(ENEM PPL - 2014)
Contam, numa anedota, que certo dia Rui Barbosa saiu às ruas da cidade e se assustou com a quantidade de erros existentes nas placas das casas comerciais e que, diante disso, resolveu instituir um prêmio em dinheiro para o comerciante que tivesse o nome de seu estabelecimento grafado corretamente. Dias depois, Rui Barbosa saiu à procura do vencedor. Satisfeito, encontrou a placa vencedora: “Alfaiataria Águia de Ouro”. No momento da entrega do prêmio, ao dizer o nome da alfaiataria, Rui Barbosa foi interrompido pelo alfaiate premiado, que disse:
– Sr. Rui, não é “águia de ouro”; é “aguia de ouro”!
O caráter político do ensino de língua portuguesa no Brasil. Disponível em: http://rosabe.sites.uol.com.br. Acesso em: 2 ago. 2012.

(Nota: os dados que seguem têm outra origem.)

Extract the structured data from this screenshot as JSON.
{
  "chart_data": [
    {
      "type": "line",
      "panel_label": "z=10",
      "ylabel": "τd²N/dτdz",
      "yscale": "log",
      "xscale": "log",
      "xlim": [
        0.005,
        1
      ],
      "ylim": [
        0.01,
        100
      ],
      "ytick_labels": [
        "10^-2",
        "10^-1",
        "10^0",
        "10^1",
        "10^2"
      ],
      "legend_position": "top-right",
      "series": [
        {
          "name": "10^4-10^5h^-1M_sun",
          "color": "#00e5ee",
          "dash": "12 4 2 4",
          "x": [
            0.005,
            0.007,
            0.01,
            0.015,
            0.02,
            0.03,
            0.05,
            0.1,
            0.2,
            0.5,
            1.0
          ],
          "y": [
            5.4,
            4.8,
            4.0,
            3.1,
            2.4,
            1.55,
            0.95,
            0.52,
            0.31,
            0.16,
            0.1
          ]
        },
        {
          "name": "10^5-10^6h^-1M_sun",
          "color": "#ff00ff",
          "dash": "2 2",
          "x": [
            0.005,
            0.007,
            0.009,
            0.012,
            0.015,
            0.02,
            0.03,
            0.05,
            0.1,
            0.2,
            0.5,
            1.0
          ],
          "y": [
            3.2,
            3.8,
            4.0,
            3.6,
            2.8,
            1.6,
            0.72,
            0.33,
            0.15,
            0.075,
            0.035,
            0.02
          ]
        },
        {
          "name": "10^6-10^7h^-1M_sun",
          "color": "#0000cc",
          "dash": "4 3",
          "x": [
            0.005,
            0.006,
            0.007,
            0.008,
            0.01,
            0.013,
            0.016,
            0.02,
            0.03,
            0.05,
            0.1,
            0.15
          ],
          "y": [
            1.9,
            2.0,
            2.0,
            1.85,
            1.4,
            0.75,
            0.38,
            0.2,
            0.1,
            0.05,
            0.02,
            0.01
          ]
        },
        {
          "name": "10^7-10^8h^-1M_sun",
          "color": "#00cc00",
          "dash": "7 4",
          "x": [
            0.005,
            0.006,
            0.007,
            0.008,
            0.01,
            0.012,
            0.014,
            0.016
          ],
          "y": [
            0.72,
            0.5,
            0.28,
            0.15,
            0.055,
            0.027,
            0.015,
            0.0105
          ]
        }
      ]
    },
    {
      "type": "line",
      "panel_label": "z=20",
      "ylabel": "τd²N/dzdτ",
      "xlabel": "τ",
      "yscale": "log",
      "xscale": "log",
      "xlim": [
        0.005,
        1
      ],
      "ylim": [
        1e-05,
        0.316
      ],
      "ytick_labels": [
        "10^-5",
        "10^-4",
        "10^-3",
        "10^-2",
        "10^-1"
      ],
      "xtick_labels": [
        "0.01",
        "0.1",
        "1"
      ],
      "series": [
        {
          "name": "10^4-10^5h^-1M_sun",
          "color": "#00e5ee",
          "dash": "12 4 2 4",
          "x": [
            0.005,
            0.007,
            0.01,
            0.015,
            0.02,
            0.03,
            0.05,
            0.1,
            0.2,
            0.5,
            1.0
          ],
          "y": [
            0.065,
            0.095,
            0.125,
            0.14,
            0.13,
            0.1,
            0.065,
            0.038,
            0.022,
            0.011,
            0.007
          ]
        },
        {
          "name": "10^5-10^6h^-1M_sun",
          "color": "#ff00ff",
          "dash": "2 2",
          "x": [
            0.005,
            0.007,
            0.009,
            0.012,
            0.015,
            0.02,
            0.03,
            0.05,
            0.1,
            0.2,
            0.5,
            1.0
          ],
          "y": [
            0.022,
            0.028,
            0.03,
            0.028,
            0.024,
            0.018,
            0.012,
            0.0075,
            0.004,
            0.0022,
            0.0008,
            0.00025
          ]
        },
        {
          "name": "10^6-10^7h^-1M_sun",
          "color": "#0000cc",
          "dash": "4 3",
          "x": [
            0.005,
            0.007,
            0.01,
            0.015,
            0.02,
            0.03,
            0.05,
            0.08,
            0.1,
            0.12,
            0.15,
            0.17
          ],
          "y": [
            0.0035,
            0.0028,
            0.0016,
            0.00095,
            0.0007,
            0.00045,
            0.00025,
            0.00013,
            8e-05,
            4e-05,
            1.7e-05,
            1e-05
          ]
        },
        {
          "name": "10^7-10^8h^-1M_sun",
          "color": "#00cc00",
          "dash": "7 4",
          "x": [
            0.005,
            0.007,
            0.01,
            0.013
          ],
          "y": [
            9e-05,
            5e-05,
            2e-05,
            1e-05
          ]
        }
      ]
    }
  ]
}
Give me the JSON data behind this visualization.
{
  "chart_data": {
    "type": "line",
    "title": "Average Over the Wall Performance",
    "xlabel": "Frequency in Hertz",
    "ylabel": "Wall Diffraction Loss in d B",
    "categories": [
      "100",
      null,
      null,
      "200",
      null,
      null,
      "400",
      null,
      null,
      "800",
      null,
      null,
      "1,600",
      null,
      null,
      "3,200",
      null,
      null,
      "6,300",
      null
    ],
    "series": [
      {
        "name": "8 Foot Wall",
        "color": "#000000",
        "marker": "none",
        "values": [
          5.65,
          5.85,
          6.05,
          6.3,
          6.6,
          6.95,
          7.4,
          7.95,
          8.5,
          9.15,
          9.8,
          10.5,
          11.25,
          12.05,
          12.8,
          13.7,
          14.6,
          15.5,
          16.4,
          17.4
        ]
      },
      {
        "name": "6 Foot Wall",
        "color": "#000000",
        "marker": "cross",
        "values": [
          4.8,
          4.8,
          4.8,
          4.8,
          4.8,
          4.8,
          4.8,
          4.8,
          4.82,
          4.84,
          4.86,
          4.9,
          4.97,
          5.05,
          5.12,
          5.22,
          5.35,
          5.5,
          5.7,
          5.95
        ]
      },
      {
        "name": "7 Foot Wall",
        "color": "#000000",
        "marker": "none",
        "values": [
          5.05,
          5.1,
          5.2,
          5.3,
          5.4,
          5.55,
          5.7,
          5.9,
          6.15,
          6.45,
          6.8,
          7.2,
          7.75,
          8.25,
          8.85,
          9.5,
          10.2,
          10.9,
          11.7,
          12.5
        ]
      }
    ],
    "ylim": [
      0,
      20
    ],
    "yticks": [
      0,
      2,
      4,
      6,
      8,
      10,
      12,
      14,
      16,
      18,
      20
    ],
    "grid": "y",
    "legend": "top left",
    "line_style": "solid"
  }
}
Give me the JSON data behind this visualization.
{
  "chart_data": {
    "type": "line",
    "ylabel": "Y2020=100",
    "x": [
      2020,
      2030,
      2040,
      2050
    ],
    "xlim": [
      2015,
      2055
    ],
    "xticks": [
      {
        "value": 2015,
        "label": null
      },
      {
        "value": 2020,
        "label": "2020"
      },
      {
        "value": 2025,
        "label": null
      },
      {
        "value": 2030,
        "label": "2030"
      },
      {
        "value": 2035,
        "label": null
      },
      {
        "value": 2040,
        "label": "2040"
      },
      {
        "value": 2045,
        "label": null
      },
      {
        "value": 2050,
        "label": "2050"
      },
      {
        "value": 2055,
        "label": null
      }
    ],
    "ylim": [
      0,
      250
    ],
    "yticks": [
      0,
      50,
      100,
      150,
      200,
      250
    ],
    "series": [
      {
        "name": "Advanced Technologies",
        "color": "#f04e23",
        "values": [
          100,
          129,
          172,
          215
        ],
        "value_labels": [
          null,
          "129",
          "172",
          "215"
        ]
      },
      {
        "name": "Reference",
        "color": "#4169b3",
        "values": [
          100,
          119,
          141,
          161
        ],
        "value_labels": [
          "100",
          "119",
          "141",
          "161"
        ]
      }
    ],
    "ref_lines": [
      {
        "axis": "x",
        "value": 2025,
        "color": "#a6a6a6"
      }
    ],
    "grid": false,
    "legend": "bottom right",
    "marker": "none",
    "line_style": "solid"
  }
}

A variação linguística afeta o processo de produção dos sentidos no texto. No relato envolvendo Rui Barbosa, o emprego das marcas de variação objetiva
evidenciar a importância de marcas linguísticas valorizadoras da linguagem coloquial.
demonstrar incômodo com a variedade característica de pessoas pouco escolarizadas.
estabelecer um jogo de palavras a fim de produzir efeito de humor.
criticar a linguagem de pessoas originárias de fora dos centros urbanos.
estabelecer uma política de incentivo à escrita correta das palavras.
Gabarito:
estabelecer um jogo de palavras a fim de produzir efeito de humor.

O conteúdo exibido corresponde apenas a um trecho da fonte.